La vieja teoría griega de la anaciclosis, que describe el ciclo de degeneración de los regímenes políticos, está en vías de ser confirmada en Bolivia porque la democracia, ya en su forma negativa de oclocracia (gobierno viciado), está siendo conducida al despeñadero del autoritarismo, esto es, de la concentración arbitraria del poder y su mantención a toda costa con la supresión de cualquier oposición. Y todo eso en nombre de la propia democracia.
Esa dictadura que actualmente se encuentra en fase intensiva de formación es distinta a las que sufrió Bolivia entre 1964 y 1982 cuando menos en estos aspectos:
- No es militar, pero tiene supeditados a los mandos militares.
- No se presenta como una interrupción externa y abrupta de la democracia, sino como su disolución paulatina, desde dentro.
- No se funda (aún) en la violencia directa; más bien hace uso de la manipulación legal, el doble discurso, la conminatoria, la persecución jurídica y la represión policíaca.
- No desactiva las organizaciones sociales, sino que las mantiene cooptadas o divididas y amenazadas.
- No aparece como “anticomunista”, sino que asume una faz “socialista”, “antiimperialista” y hasta “indígena”.
En todo caso, lo que sí tiene en común con esas funestas experiencias del pasado, aparte de conculcar la democracia y desconocer la Constitución Política del Estado y la soberanía popular, es que se autoconsidera una “revolución”, representa solamente intereses de grupo, carece de legitimidad y niega de manera radical que se trate de una dictadura.
La sumatoria de acciones gubernamentales destinadas a consolidar este esquema autoritario desembocó en la anulación práctica de los resultados del referendo que se opuso a la requete-re-elección de Morales y en la consiguiente modificación de facto del texto constitucional, hechos que a su vez confirmaron el sometimiento de todos los órganos de poder a la voluntad de los que controlan el Ejecutivo.
Bajo tales condiciones es ingenuo creer que las ilegítimas e ilegales elecciones generales previstas para octubre próximo vayan a producir unos resultados y un gobierno legítimos y legales.
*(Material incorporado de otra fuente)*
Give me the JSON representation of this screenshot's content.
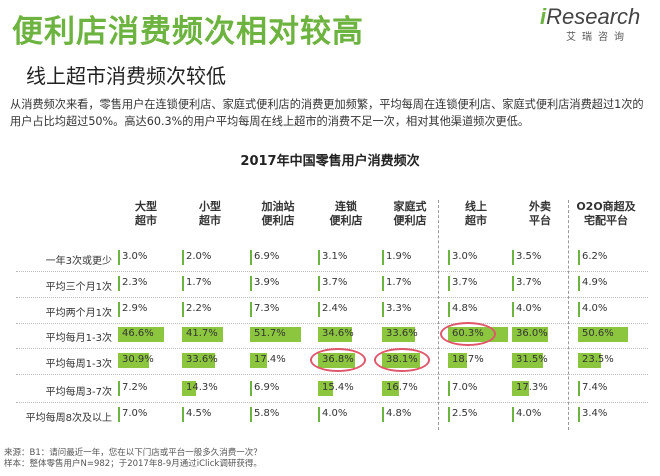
{
  "header": {
    "title": "便利店消费频次相对较高",
    "subtitle": "线上超市消费频次较低",
    "logo_text": "iResearch",
    "logo_sub": "艾瑞咨询",
    "description": "从消费频次来看，零售用户在连锁便利店、家庭式便利店的消费更加频繁，平均每周在连锁便利店、家庭式便利店消费超过1次的用户占比均超过50%。高达60.3%的用户平均每周在线上超市的消费不足一次，相对其他渠道频次更低。"
  },
  "chart_data": {
    "type": "table",
    "title": "2017年中国零售用户消费频次",
    "columns": [
      "大型\n超市",
      "小型\n超市",
      "加油站\n便利店",
      "连锁\n便利店",
      "家庭式\n便利店",
      "线上\n超市",
      "外卖\n平台",
      "O2O商超及\n宅配平台"
    ],
    "rows": [
      "一年3次或更少",
      "平均三个月1次",
      "平均两个月1次",
      "平均每月1-3次",
      "平均每周1-3次",
      "平均每周3-7次",
      "平均每周8次及以上"
    ],
    "values": [
      [
        3.0,
        2.0,
        6.9,
        3.1,
        1.9,
        3.0,
        3.5,
        6.2
      ],
      [
        2.3,
        1.7,
        3.9,
        3.7,
        1.7,
        3.7,
        3.7,
        4.9
      ],
      [
        2.9,
        2.2,
        7.3,
        2.4,
        3.3,
        4.8,
        4.0,
        4.0
      ],
      [
        46.6,
        41.7,
        51.7,
        34.6,
        33.6,
        60.3,
        36.0,
        50.6
      ],
      [
        30.9,
        33.6,
        17.4,
        36.8,
        38.1,
        18.7,
        31.5,
        23.5
      ],
      [
        7.2,
        14.3,
        6.9,
        15.4,
        16.7,
        7.0,
        17.3,
        7.4
      ],
      [
        7.0,
        4.5,
        5.8,
        4.0,
        4.8,
        2.5,
        4.0,
        3.4
      ]
    ],
    "unit": "%",
    "highlight_color": "#8cc63f",
    "circle_color": "#e0576b",
    "highlighted_cells": [
      [
        3,
        5
      ],
      [
        4,
        3
      ],
      [
        4,
        4
      ]
    ]
  },
  "footnote": {
    "line1": "来源：B1：请问最近一年，您在以下门店或平台一般多久消费一次？",
    "line2": "样本：整体零售用户N=982；于2017年8-9月通过iClick调研获得。"
  }
}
No se debe olvidar que el solo voto no hace la democracia y ha de tenerse en cuenta que el maquiavélico diseño oficialista no contempla ninguna posibilidad de derrota, aunque las ánforas fueran a decir lo contrario.
Por si fuera poco, de manera premeditada, tramposa y alevosa, el despotismo en proceso está empeñado en mostrarse como “fase superior de la democracia”.
Sin embargo, esta ruta involutiva marca ya, desde el 21 de febrero de 2016, día en que Morales se entregó definitivamente a la embriaguez del poder con sus amigos de conveniencia, el comienzo de una inevitable transición. Es tiempo ahora de imaginar el “después” de la dictadura.
Erick R. Torrico Villanueva es especialista en Comunicación y análisis político.